I completely support closing link-and-a-quote OPs in other forums, FWIW. I wish the mods would crack down on it a little more as a matter of fact, in other forums.

That’s not quite true. Some other threads are considered too mundane, but it’s rare. I’ve closed a few threads for being too pointless, although I’m not modding in MPSIMS these days, and so have other mods there.

This has to be the worst modding explanation ever. Only months on the job and you have exceeded all that has gone before. I’ll teach him a lesson be cutting off all discussion. That will show him not to start a thread that cannot be discussed. Damn, Twix, stop trying to read minds, you are not that good at it. Doomed threads will disappear on their own, mods need not kill the already dead. If, just a small maybe if, the thread stays on top, then it’s ok, no matter your prejudices.

But a link is content. It’s there, and it has stuff (although that stuff is somewhere else). It may not be content enough for other forums, but in the one explicitly made for general mundanity? It does pass that threshold, IMHO and clearly in the opinions of many others here. And if no-one does bother to click the link and respond, the thread will die without any artificial barriers.
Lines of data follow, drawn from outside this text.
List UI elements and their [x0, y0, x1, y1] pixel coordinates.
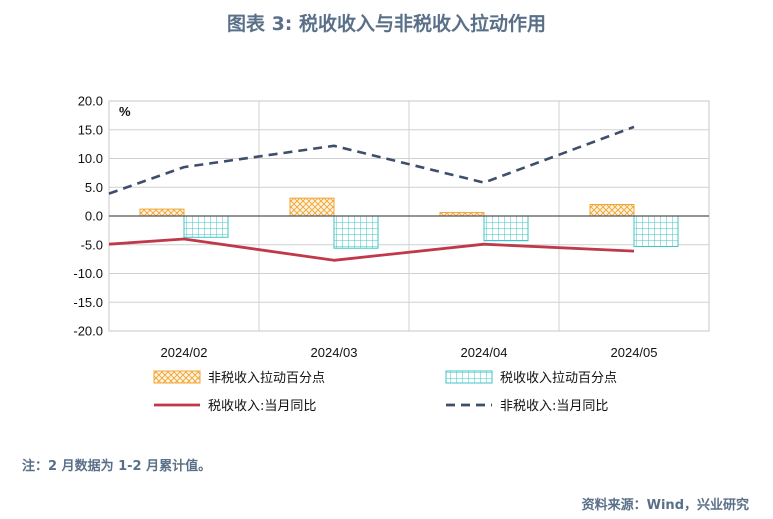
x-tick-label: 2024/03 [311, 345, 358, 360]
bar [633, 215, 679, 247]
y-tick-label: 5.0 [85, 180, 103, 195]
legend-swatch [445, 370, 493, 384]
legend-item: 非税收入:当月同比 [446, 399, 608, 414]
legend-item: 税收收入:当月同比 [154, 399, 316, 414]
chart-title: 图表 3: 税收收入与非税收入拉动作用 [226, 13, 547, 35]
y-tick-label: -10.0 [73, 266, 103, 281]
footnote: 注：2 月数据为 1-2 月累计值。 [22, 459, 212, 474]
bar [289, 197, 335, 217]
y-tick-label: 0.0 [85, 209, 103, 224]
unit-label: % [119, 104, 131, 119]
legend-item: 税收收入拉动百分点 [445, 370, 617, 386]
legend-item: 非税收入拉动百分点 [153, 370, 325, 386]
legend-label: 非税收入拉动百分点 [208, 371, 325, 386]
y-tick-label: -5.0 [81, 237, 103, 252]
bar [183, 215, 229, 238]
bar [333, 215, 379, 249]
y-tick-label: -15.0 [73, 295, 103, 310]
legend-label: 税收收入:当月同比 [208, 399, 316, 414]
bar [483, 215, 529, 242]
legend-label: 非税收入:当月同比 [500, 399, 608, 414]
y-tick-label: 10.0 [78, 151, 103, 166]
legend-swatch [153, 370, 201, 384]
y-tick-label: 15.0 [78, 122, 103, 137]
x-tick-label: 2024/05 [611, 345, 658, 360]
line-nontax-yoy [108, 125, 635, 195]
y-tick-label: 20.0 [78, 94, 103, 109]
bar [589, 204, 635, 217]
bar [139, 208, 185, 217]
y-tick-label: -20.0 [73, 324, 103, 339]
source-note: 资料来源：Wind，兴业研究 [581, 498, 749, 513]
line-tax-yoy [108, 237, 635, 262]
legend-label: 税收收入拉动百分点 [500, 371, 617, 386]
x-tick-label: 2024/04 [461, 345, 508, 360]
x-tick-label: 2024/02 [161, 345, 208, 360]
That’s pretty much then giving reasoning though not to ban spam-bots that just drop a link and leave.

Then we could argue that maybe the spam-bots have a valid link that could be of interest to someone, and could spark discussions. Why ban them for content-less posts? Just because they’re promoting something?

I can only assume this is meant as sarcasm.

On the off chance it isn’t, it is pretty easy spot cases like this and it is entirely appropriate to delete those posts. Besides, there must be a rule about posting ads in threads, right?

I’m happy that the Mods are trying to discourage this type of posting, because it’s obnoxious. I have noticed that astro very often starts (and then abandons) threads that are basically just a link. That’s what Delicious is for. This is a message board, and if some people cannot be bothered to post an actual message then they shouldn’t expect to have their threads remain open.

Lately, the last year or so, it’s getting increasingly harder to pick up on some of the “bot” posts, some of which are by actual humans(probably working for $10/day).

They quite often aren’t posting ads but are “content” spammers.

Ah, for the good old days, when you knew what “spam” was.

I’m ignorant about this. What’s the point? What do they get from doing this?